We know that if a number divides x and y then it divides x + y and x - y.
Well, for $\displaystyle 2\le k \le 1002$ , check that $\displaystyle k\,\,\,and\,\,\,1000!$ have at least one non-trivial divisor.

Tonio
• Jan 25th 2010, 12:11 AM
craig
Quote:

Ok, my question is: prove that all of the following numbers are composite: 1000! +2, 1000! +3, 1000+4, ....., 1000! + 1002

Now, I assume I have to start with proving that 1000! is composite or not and then prove the other numbers being added to the factorial?

Also, our class definition of composite is: A positive integer a is called composite provided there is an integer b such that 1< b < a and b|a.

Help is much appreciated!

Not sure of a formal way to prove this, but I'll try and get my point across in a clear(ish) way.

The number $\displaystyle n!$ can be written as $\displaystyle 1 \times 2 \times 3 \times ... \times (n-1) \times n$.

So your $\displaystyle 1000! = 1 \times 2 \times ... \times 999 \times 1000$, let's call this equation *.

Now first we'll deal with $\displaystyle 1000! +2, 1000! +3, 1000+4, ....., 1000! + 1000$.

For $\displaystyle 1000! + 2$, from our definition * we know that 2 is a factor, therefore $\displaystyle 1000! + 2$ is a composite number. Use the same logic for 3-1000.

$\displaystyle 1000! + 1001$, this is the same as $\displaystyle 1000! + (7 \times 11 \times 13)$. We know from * that 7, 11 and 13 are factors of $\displaystyle 1000!$, therefore $\displaystyle 1000! + 1001$ is a composite number.

Repeat this technique for $\displaystyle 1000! + 1002$

Not the most well written proof but hope it makes sense.
• Jan 25th 2010, 06:52 AM
HallsofIvy
Quote:

Ok, my question is: prove that all of the following numbers are composite: 1000! +2, 1000! +3, 1000+4, ....., 1000! + 1002

It should be obvious that n!, for n> 2, is composite, just from the definition. In fact, n! is divisible by every integer from n down.
And 1000!+ 2 is divisible by 2, 1000!+ 3 is divisible by 3, 1000!+ 4 is divisible by 4, etc. Once we get to 10001 we have to be a bit more careful: 1001 is 11*91 so 1000!+ 1001 is divisible by 11, and 1002 is divisible by 2 so 1000!+ 1002 is divisible by 2.

Quote:

Now, I assume I have to start with proving that 1000! is composite or not and then prove the other numbers being added to the factorial?

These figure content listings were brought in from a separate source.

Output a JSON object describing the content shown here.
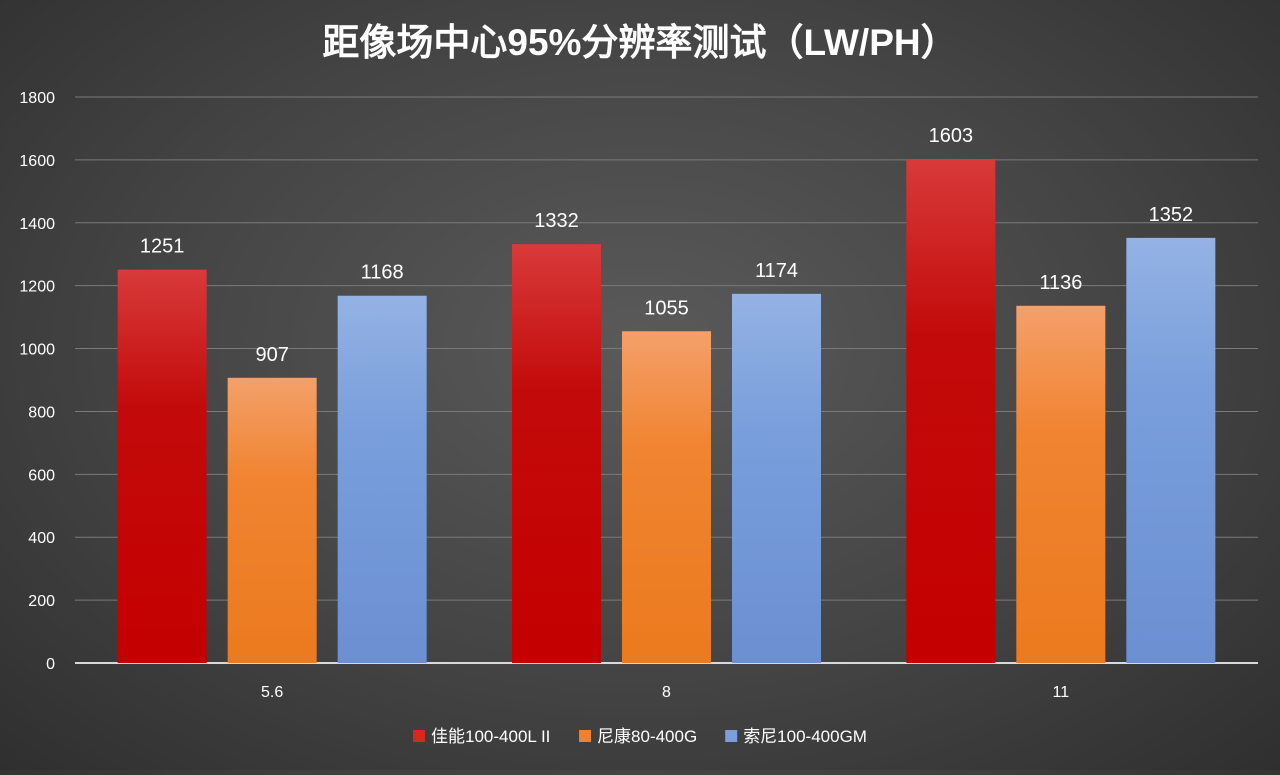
{
  "chart_data": {
    "type": "bar",
    "title": "距像场中心95%分辨率测试（LW/PH）",
    "xlabel": "",
    "ylabel": "",
    "ylim": [
      0,
      1800
    ],
    "yticks": [
      0,
      200,
      400,
      600,
      800,
      1000,
      1200,
      1400,
      1600,
      1800
    ],
    "grid": true,
    "legend_position": "bottom",
    "categories": [
      "5.6",
      "8",
      "11"
    ],
    "series": [
      {
        "name": "佳能100-400L II",
        "values": [
          1251,
          1332,
          1603
        ],
        "color": "#d42a1e"
      },
      {
        "name": "尼康80-400G",
        "values": [
          907,
          1055,
          1136
        ],
        "color": "#f0822f"
      },
      {
        "name": "索尼100-400GM",
        "values": [
          1168,
          1174,
          1352
        ],
        "color": "#7a9fdc"
      }
    ]
  }
}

Also, our class definition of composite is: A positive integer a is called composite provided there is an integer b such that 1< b < a and b|a.

Help is much appreciated!
• Jan 25th 2010, 07:29 AM
Dinkydoe
For all $\displaystyle k$ with $\displaystyle 1 \leq k \leq 1000$ we have $\displaystyle k|1000!$

And we can write: $\displaystyle n(k) := (1000!+k) = k (\frac{1000!}{k}+ 1)$.
Hence $\displaystyle n(k)$ is composite.

case: $\displaystyle n(0)$ is trivial.

We're left with $\displaystyle n(1001), n(1002)$.

Just like HallsofIvy said: Look at prime-factorisation of 1001, 1002. For all nontrivial divisors $\displaystyle d_1|1001, d_2|1002$ we can write: $\displaystyle n(1001) = d_1(\frac{1000!}{d_1}+ \frac{1001}{d_1})$ and $\displaystyle n(1002) = d_2(\frac{1000!}{d_2}+ \frac{1002}{d_2})$.

This is because $\displaystyle d_1,d_2 < 1000$ hence $\displaystyle d_1,d_2|1000!$.